The substance is what neuroscientists call a “transcription factor.” That means that it controls more than one gene, turning multiple genes on and off by generating the proteins that tell genes what to do. As a transcription factor, deltaFosB plays a complicated role in a whole circuit of systems in the brain related to stress.

The study, reported online in the journal Nature Neuroscience, found that deltaFosB controls a complex reward system in the brain. When mice were subjected to stress, if they had sufficient levels of deltaFosB to trigger this “resilience circuit,” they were less likely to suffer from symptoms of depression. The Mount Sinai researchers studied the same circuit in human brains and found that when deltaFosB is increased, the human brain is also protected from the kinds of stress that may produce depression.

In fact, the brains of depressed people seem to have as little as half as much deltaFosB as the brains of people who are not depressed. Without deltaFosB, some antidepressants, like Prozac, can not perform well. The scientists also learned that spending long periods of time away from social contact can decrease the production of deltaFosB, explaining why people who are isolated might be more likely to become depressed.

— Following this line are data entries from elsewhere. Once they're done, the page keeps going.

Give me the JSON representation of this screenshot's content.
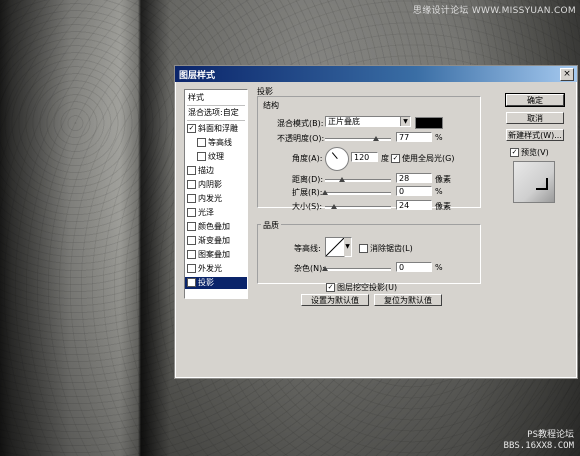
{
  "watermarks": {
    "top": "思缘设计论坛 WWW.MISSYUAN.COM",
    "bottom_line1": "PS教程论坛",
    "bottom_line2": "BBS.16XX8.COM"
  },
  "dialog": {
    "title": "图层样式",
    "close_glyph": "×"
  },
  "style_list": {
    "header": "样式",
    "blend_options": "混合选项:自定",
    "items": [
      {
        "label": "斜面和浮雕",
        "checked": true,
        "indent": false
      },
      {
        "label": "等高线",
        "checked": false,
        "indent": true
      },
      {
        "label": "纹理",
        "checked": false,
        "indent": true
      },
      {
        "label": "描边",
        "checked": false,
        "indent": false
      },
      {
        "label": "内阴影",
        "checked": false,
        "indent": false
      },
      {
        "label": "内发光",
        "checked": false,
        "indent": false
      },
      {
        "label": "光泽",
        "checked": false,
        "indent": false
      },
      {
        "label": "颜色叠加",
        "checked": false,
        "indent": false
      },
      {
        "label": "渐变叠加",
        "checked": false,
        "indent": false
      },
      {
        "label": "图案叠加",
        "checked": false,
        "indent": false
      },
      {
        "label": "外发光",
        "checked": false,
        "indent": false
      },
      {
        "label": "投影",
        "checked": true,
        "indent": false,
        "selected": true
      }
    ]
  },
  "drop_shadow": {
    "section_title": "投影",
    "structure_title": "结构",
    "blend_mode_label": "混合模式(B):",
    "blend_mode_value": "正片叠底",
    "shadow_color": "#000000",
    "opacity_label": "不透明度(O):",
    "opacity_value": "77",
    "percent": "%",
    "angle_label": "角度(A):",
    "angle_value": "120",
    "angle_unit": "度",
    "global_light_label": "使用全局光(G)",
    "global_light_checked": true,
    "distance_label": "距离(D):",
    "distance_value": "28",
    "spread_label": "扩展(R):",
    "spread_value": "0",
    "size_label": "大小(S):",
    "size_value": "24",
    "pixel_unit": "像素",
    "quality_title": "品质",
    "contour_label": "等高线:",
    "anti_alias_label": "消除锯齿(L)",
    "anti_alias_checked": false,
    "noise_label": "杂色(N):",
    "noise_value": "0",
    "knockout_label": "图层挖空投影(U)",
    "knockout_checked": true,
    "set_default_label": "设置为默认值",
    "reset_default_label": "复位为默认值"
  },
  "buttons": {
    "ok": "确定",
    "cancel": "取消",
    "new_style": "新建样式(W)...",
    "preview_label": "预览(V)",
    "preview_checked": true
  },
  "colors": {
    "titlebar_start": "#0a246a",
    "titlebar_end": "#a6caf0",
    "selection": "#0a246a",
    "dialog_bg": "#d6d3ce"
  }
}
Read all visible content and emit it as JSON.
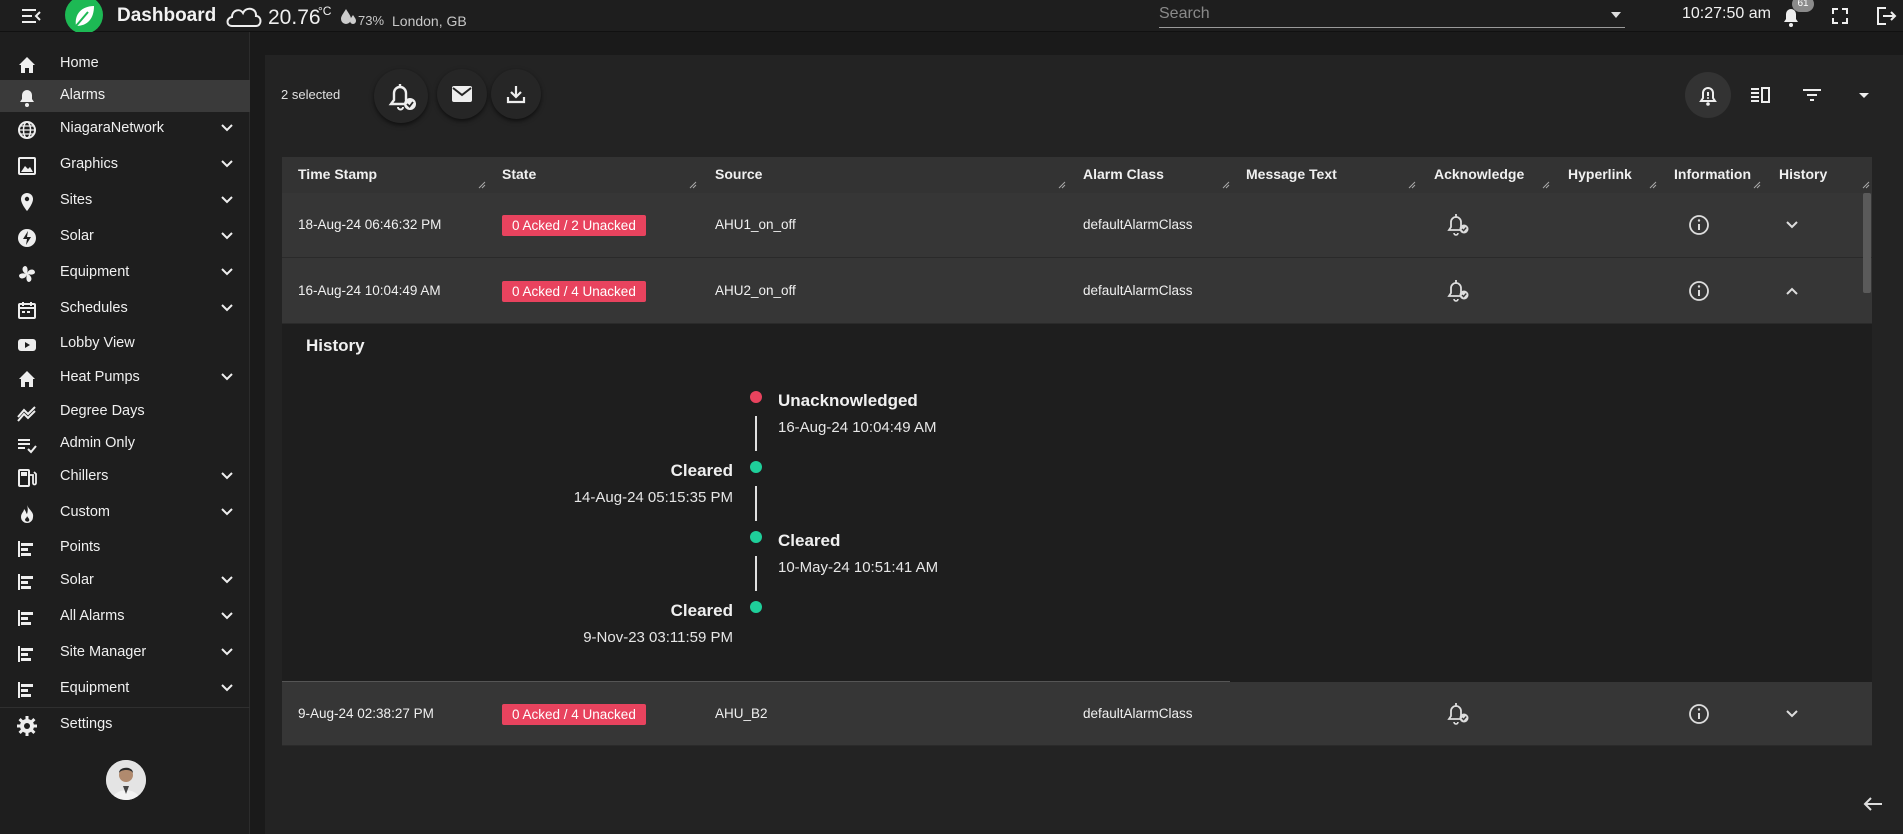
{
  "header": {
    "title": "Dashboard",
    "temperature": "20.76",
    "temperature_unit": "°C",
    "humidity": "73%",
    "location": "London, GB",
    "search_placeholder": "Search",
    "time": "10:27:50 am",
    "notification_count": "61",
    "brand_color": "#1db954"
  },
  "sidebar": {
    "items": [
      {
        "label": "Home",
        "icon": "home-icon",
        "expandable": false,
        "active": false
      },
      {
        "label": "Alarms",
        "icon": "bell-icon",
        "expandable": false,
        "active": true
      },
      {
        "label": "NiagaraNetwork",
        "icon": "globe-icon",
        "expandable": true
      },
      {
        "label": "Graphics",
        "icon": "image-icon",
        "expandable": true
      },
      {
        "label": "Sites",
        "icon": "location-pin-icon",
        "expandable": true
      },
      {
        "label": "Solar",
        "icon": "bolt-icon",
        "expandable": true
      },
      {
        "label": "Equipment",
        "icon": "fan-icon",
        "expandable": true
      },
      {
        "label": "Schedules",
        "icon": "calendar-icon",
        "expandable": true
      },
      {
        "label": "Lobby View",
        "icon": "youtube-icon",
        "expandable": false
      },
      {
        "label": "Heat Pumps",
        "icon": "home-icon",
        "expandable": true
      },
      {
        "label": "Degree Days",
        "icon": "trend-icon",
        "expandable": false
      },
      {
        "label": "Admin Only",
        "icon": "playlist-check-icon",
        "expandable": false
      },
      {
        "label": "Chillers",
        "icon": "fuel-icon",
        "expandable": true
      },
      {
        "label": "Custom",
        "icon": "flame-icon",
        "expandable": true
      },
      {
        "label": "Points",
        "icon": "bars-icon",
        "expandable": false
      },
      {
        "label": "Solar",
        "icon": "bars-icon",
        "expandable": true
      },
      {
        "label": "All Alarms",
        "icon": "bars-icon",
        "expandable": true
      },
      {
        "label": "Site Manager",
        "icon": "bars-icon",
        "expandable": true
      },
      {
        "label": "Equipment",
        "icon": "bars-icon",
        "expandable": true
      },
      {
        "label": "Settings",
        "icon": "gear-icon",
        "expandable": false
      }
    ]
  },
  "toolbar": {
    "selected_text": "2 selected",
    "buttons": [
      "acknowledge-icon",
      "mail-icon",
      "download-icon"
    ],
    "right_buttons": [
      "bell-alert-icon",
      "columns-icon",
      "filter-icon",
      "caret-down-icon"
    ]
  },
  "table": {
    "columns": [
      "Time Stamp",
      "State",
      "Source",
      "Alarm Class",
      "Message Text",
      "Acknowledge",
      "Hyperlink",
      "Information",
      "History"
    ],
    "rows": [
      {
        "timestamp": "18-Aug-24 06:46:32 PM",
        "state": "0 Acked / 2 Unacked",
        "source": "AHU1_on_off",
        "alarm_class": "defaultAlarmClass",
        "message": "",
        "expanded": false
      },
      {
        "timestamp": "16-Aug-24 10:04:49 AM",
        "state": "0 Acked / 4 Unacked",
        "source": "AHU2_on_off",
        "alarm_class": "defaultAlarmClass",
        "message": "",
        "expanded": true
      },
      {
        "timestamp": "9-Aug-24 02:38:27 PM",
        "state": "0 Acked / 4 Unacked",
        "source": "AHU_B2",
        "alarm_class": "defaultAlarmClass",
        "message": "",
        "expanded": false
      }
    ],
    "state_color": "#e8435e"
  },
  "history": {
    "title": "History",
    "events": [
      {
        "status": "Unacknowledged",
        "timestamp": "16-Aug-24 10:04:49 AM",
        "color": "#e8435e",
        "side": "right"
      },
      {
        "status": "Cleared",
        "timestamp": "14-Aug-24 05:15:35 PM",
        "color": "#1fcf9a",
        "side": "left"
      },
      {
        "status": "Cleared",
        "timestamp": "10-May-24 10:51:41 AM",
        "color": "#1fcf9a",
        "side": "right"
      },
      {
        "status": "Cleared",
        "timestamp": "9-Nov-23 03:11:59 PM",
        "color": "#1fcf9a",
        "side": "left"
      }
    ]
  }
}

Although the identification of deltaFosB is an important step in understanding the brain chemistry of depression, more research is needed before therapies making use of this gene regulating molecule will be possible. Specifically, the researchers are now trying to locate compounds that produce or assist the production and operation of deltaFosB. The study may ultimately lead to a new group of more effective antidepressant medications, which will be based on a greater understanding of how the healthy brain protects against stress and depression.